Posts Tagged ‘small-scale fisheries’

Canadian Government Fails Again

Tuesday, May 27th, 2014

For the past six years delegates from 98 countries have hammered away at a document with the catchy title ‘Voluntary Guidelines on Securing Sustainable Small-Scale Fisheries’. Sponsored by the FAO, it is in its final draft, heading toward presentation to the FAO Fisheries Committee next month.

Coastal fishing communities and fisheries, like this one in Vietnam,  are particularly vulnerable in Asia and Africa (worldfishcenter.org)

Coastal fishing communities and fisheries, like this one in Vietnam, are particularly vulnerable in Asia and Africa (worldfishcenter.org)

Canadian delegates have participated throughout, helping to create what is surely one of the more idealistic and humane documents of international cooperation. Now, suddenly, Canada has withdrawn its support for the document, jeopardizing its future.

Ninety percent of fisheries are small-boat, family-owned operations, landing about 2/3 of all fish caught, and providing protein for billions of people. However, over the past decades, nations have increasingly supported industrial fishing and aquaculture at the expense of small-scale fisheries.

Small-scale fisheries need top down support to survive in the presence of the heavily subsidized large-scale fisheries (jenniferjacquet.com)

Small-scale fisheries need top down support to survive in the presence of the heavily subsidized large-scale fisheries (jenniferjacquet.com)

The Guidelines try to rectify this imbalance. They focus on human rights, cultural concerns, and Indigenous rights, and they emphasize the need for gender equity and equality. They invoke the need for the precautionary approach, ecosystem-based management, community-based co-management, and the rule of law. They emphasize that priority should be given to small-scale fisheries communities, and that with recognition of such tenure rights come responsibilities.

Women do much of the work in small-scale fisheries once the fish have been landed. Their role needs to be clearly recognized. (toobigtoignore.net)

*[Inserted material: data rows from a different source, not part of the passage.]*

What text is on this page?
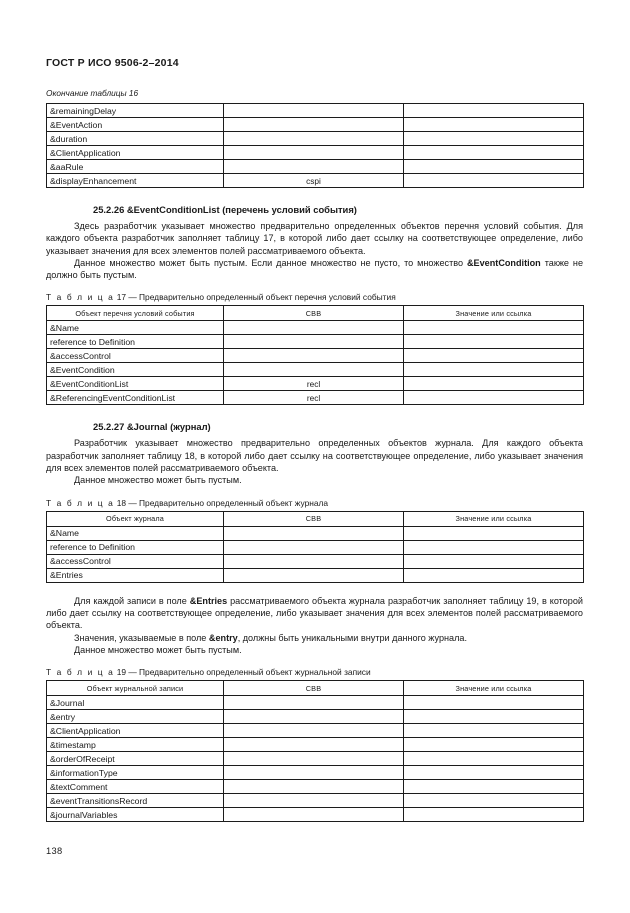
ГОСТ Р ИСО 9506-2–2014
Окончание таблицы 16
&remainingDelay		
&EventAction		
&duration		
&ClientApplication		
&aaRule		
&displayEnhancement	cspi	
25.2.26 &EventConditionList (перечень условий события)

Здесь разработчик указывает множество предварительно определенных объектов перечня условий события. Для каждого объекта разработчик заполняет таблицу 17, в которой либо дает ссылку на соответствующее определение, либо указывает значения для всех элементов полей рассматриваемого объекта.

Данное множество может быть пустым. Если данное множество не пусто, то множество &EventCondition также не должно быть пустым.

Т а б л и ц а 17 — Предварительно определенный объект перечня условий события
Объект перечня условий события	CBB	Значение или ссылка
&Name		
reference to Definition		
&accessControl		
&EventCondition		
&EventConditionList	recl	
&ReferencingEventConditionList	recl	
25.2.27 &Journal (журнал)

Разработчик указывает множество предварительно определенных объектов журнала. Для каждого объекта разработчик заполняет таблицу 18, в которой либо дает ссылку на соответствующее определение, либо указывает значения для всех элементов полей рассматриваемого объекта.

Данное множество может быть пустым.

Т а б л и ц а 18 — Предварительно определенный объект журнала
Объект журнала	CBB	Значение или ссылка
&Name		
reference to Definition		
&accessControl		
&Entries		

Для каждой записи в поле &Entries рассматриваемого объекта журнала разработчик заполняет таблицу 19, в которой либо дает ссылку на соответствующее определение, либо указывает значения для всех элементов полей рассматриваемого объекта.

Значения, указываемые в поле &entry, должны быть уникальными внутри данного журнала.

Данное множество может быть пустым.

Т а б л и ц а 19 — Предварительно определенный объект журнальной записи
Объект журнальной записи	CBB	Значение или ссылка
&Journal		
&entry		
&ClientApplication		
&timestamp		
&orderOfReceipt		
&informationType		
&textComment		
&eventTransitionsRecord		
&journalVariables		
138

Women do much of the work in small-scale fisheries once the fish have been landed. Their role needs to be clearly recognized. (toobigtoignore.net)

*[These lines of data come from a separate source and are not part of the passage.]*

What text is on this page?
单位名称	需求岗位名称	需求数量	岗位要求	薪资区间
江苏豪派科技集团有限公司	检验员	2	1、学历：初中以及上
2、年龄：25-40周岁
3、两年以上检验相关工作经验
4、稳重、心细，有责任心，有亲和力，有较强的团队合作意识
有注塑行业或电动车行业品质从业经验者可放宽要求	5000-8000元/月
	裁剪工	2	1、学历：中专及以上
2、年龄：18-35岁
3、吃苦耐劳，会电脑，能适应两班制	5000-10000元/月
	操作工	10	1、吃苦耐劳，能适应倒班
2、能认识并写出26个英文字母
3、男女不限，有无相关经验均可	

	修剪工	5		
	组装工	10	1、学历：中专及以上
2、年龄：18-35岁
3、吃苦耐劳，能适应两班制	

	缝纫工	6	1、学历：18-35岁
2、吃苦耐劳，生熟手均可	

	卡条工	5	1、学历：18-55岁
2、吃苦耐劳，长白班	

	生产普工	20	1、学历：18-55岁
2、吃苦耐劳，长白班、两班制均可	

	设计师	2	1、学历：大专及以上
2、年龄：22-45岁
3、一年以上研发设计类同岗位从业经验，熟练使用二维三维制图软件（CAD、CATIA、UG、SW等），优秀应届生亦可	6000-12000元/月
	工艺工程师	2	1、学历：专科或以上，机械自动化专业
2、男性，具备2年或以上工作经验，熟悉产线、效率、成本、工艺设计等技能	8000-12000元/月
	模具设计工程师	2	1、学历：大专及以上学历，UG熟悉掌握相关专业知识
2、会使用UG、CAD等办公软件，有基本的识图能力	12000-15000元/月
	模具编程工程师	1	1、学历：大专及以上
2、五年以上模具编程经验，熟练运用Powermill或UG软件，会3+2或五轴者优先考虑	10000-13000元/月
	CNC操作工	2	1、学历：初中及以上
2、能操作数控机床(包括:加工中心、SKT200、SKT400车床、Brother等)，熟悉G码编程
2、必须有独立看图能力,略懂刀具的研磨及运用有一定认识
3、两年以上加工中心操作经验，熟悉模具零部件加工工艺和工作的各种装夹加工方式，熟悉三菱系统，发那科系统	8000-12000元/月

They also recognize that the real world has become one too often characterized by poverty, violence, corruption, crime, and economic abuse of women, and that coastal communities also face the accumulating stresses of climate change, pollution, coastal erosion, and destruction of coastal habitats.

That is what makes this document so valuable to the world. It is a model of what could be, and of what should be. It is, in the face of all that is wrong and threatening, a defense of the sustainability of small-scale fisheries and fishing communities, a defense of the poor and the marginalized, and a defense of women’s rights.

It is worth reading.

Even in Canada there are many fishing communities that are small, vulnerable, and in need of support (smallscales.ca0

Even in Canada there are many fishing communities that are small, vulnerable, and in need of support (smallscales.ca0

So what now, at the last minute, is the problem that Canada’s Harper Government has with the document? It seems that the most recent draft includes wording, proposed by Mauritania, that calls for the protection of fishermen “in situations of occupation“. The Harper Government apparently views this is as a pro-Palestinian, anti-Israeli intrusion, and Harper’s pro-Israeli political stance trumps any support he might have for improving global human rights and sustaining small-scale fisheries and communities.

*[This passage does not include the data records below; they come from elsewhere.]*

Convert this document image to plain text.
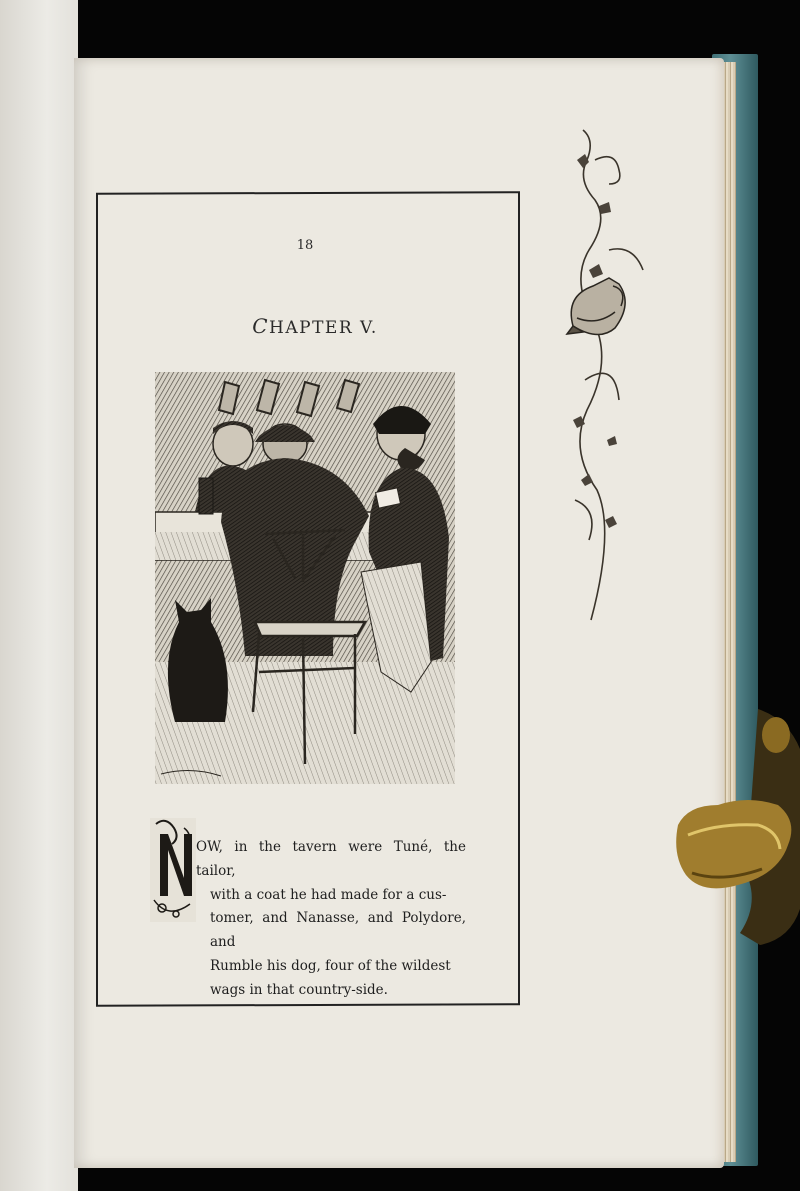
18
CHAPTER V.
OW, in the tavern were Tuné, the tailor,
with a coat he had made for a cus-
tomer, and Nanasse, and Polydore, and
Rumble his dog, four of the wildest
wags in that country-side.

In recent years the Harper Government has made clear its contempt for the UN, for other global agreements such as on fire arms and climate change, and within Canada for environmental protection and even for democratic processes. But this one is really beyond the pale.

The Canadian delegates are of course deeply embarrassed, and hope for a resolution. A number of Canadian fisheries scientists have written a concerned ‘Open Letter to the Government’. But we in Canada need a bigger solution. We need a government that recognizes we are part of a troubled world beset by human injustice and environmental threats. We need a government that believes in social justice and sustainability.

Canada should be a model to the world, not a pariah.

We need a new government, as soon as possible.